Austria-Hungary is unable/unwilling to back down, and Serbia and Russia with a full mobilization on Austria''s borders designed to intimidate or impoverish her or both. Vienna begs for German, Italian, and British solidarity.

While the Italians are noncommittal, the Germans prepare a demarche demanding the Russians stand down and get the Russians to stand down. The British want the Russians to stand down, although not eager for a wide war. They express understanding and support for what the Germans feel have to do. They do not promise to make war on the Russians or French, [but promise to make no promises to *not* fight them] but promise to keep the sea lanes to Germany open, remind the French that their violation of Belgian neutrality would be a casus belli, and invoke the principles of the Berlin Congress on Africa that signatories agreed that European Wars should not be taken into Africa, as a measure to protect particularly vulnerable German African colonies like Togo and Kamerun from French assault.

This Russian generated casus belli and British diplomacy encourages Germany to ultimatum the Russians before their mobilization is complete, and should that fail to convince, attack east with the Austrians, while defending in the west if the French choose to enter the fray.

The Russians press their luck too far and that is exactly what ends up happening.

The 1908 and 1909 campaigns are consumed by German and Austrian campaigns against Russian Poland and Lithuania and Serbia, German defense in Alsace-Lorraine, and limited Franco-German naval duels on the high seas.

However, in early 1909, Japan opportunistically attacks the Russians at Port Arthur and its legation forces in Korea seeing it and its French ally fully engaged. Likewise, the Ottoman Empire makes an alliance with Germany and declares war on Russia.

This unreformed Russian army, having never learned lessons of the Russo-Japanese war, is being beaten fast by Germany, unable to respond well in the Far East and Caucasus, and unable to successfully absorb new loyal recruits while handling revolutionary unrest, leading to the overthrow of the Tsar no later than early 1910, further fragmentation on national and ideological lines.

With Russian formal resistance ending, replaced by a revolutionary regime, and revolutionary chaos, France stops wasting itself on futile offensives into Germany. The powers that had been fighting Russia Germany, Austria, Turkey, Japan, eventually Romania and Persia - not formally neutral Britain, stay involved involved in Russia under a new rationale, restoring 'order' in strategic buffer areas and propping up 'buffer states' often demographically dominated by ethnonational minorities.
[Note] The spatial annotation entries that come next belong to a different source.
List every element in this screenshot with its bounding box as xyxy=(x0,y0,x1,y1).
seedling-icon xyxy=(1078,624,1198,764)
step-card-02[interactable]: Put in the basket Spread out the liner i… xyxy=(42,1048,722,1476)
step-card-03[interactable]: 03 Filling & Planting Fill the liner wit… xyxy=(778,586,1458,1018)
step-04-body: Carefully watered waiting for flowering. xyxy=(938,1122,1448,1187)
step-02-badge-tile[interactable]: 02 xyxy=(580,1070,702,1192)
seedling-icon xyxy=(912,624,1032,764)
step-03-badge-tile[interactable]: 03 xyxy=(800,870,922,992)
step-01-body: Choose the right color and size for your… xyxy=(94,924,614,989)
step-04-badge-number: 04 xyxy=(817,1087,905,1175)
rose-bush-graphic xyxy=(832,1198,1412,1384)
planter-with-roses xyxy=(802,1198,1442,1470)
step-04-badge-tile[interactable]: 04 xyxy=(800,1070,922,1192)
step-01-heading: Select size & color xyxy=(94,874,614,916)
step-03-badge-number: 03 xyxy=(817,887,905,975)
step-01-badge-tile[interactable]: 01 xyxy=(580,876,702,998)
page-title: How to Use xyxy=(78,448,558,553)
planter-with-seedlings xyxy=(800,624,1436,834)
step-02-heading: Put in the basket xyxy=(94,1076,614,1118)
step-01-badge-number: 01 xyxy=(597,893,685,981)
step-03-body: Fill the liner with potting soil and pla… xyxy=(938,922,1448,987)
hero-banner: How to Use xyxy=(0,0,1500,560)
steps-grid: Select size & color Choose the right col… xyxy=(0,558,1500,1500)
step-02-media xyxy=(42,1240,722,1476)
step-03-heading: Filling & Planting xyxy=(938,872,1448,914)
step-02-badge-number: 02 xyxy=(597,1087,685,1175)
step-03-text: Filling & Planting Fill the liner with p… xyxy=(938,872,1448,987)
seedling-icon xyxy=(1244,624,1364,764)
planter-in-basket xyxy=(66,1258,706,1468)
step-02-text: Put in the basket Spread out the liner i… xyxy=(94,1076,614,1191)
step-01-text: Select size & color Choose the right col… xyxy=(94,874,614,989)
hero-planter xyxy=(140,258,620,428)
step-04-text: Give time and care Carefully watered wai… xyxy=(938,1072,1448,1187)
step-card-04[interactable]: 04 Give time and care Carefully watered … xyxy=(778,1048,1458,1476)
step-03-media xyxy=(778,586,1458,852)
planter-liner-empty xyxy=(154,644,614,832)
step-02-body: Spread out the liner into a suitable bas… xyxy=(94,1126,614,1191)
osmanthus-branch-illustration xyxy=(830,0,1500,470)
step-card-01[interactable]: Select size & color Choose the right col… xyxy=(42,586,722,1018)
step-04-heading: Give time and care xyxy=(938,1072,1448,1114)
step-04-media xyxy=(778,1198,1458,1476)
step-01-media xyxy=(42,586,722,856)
The British themselves may eventually get involved.

In the Far East, the Japanese lead a coalition of forces that includes Korean (remember, not yet annexed by anyone), Chinese and Mongol troops that crosses over the Russian border that fights revolutionaries, protects Asian merchants and to one degree or another contests various Russian territorial gainst of the last half century.
With the dramatic crumbling of Russian military power, the Japanese, with some some German and possibly British funding, and possibly augmented by German colonial Askari troops from Tanganyika, provided some bat Diivisions to augment Ottoman advances into the Caucasus and Turkmenistan.

....so that's how you get joint Japanese-Ottoman operations in a scenario.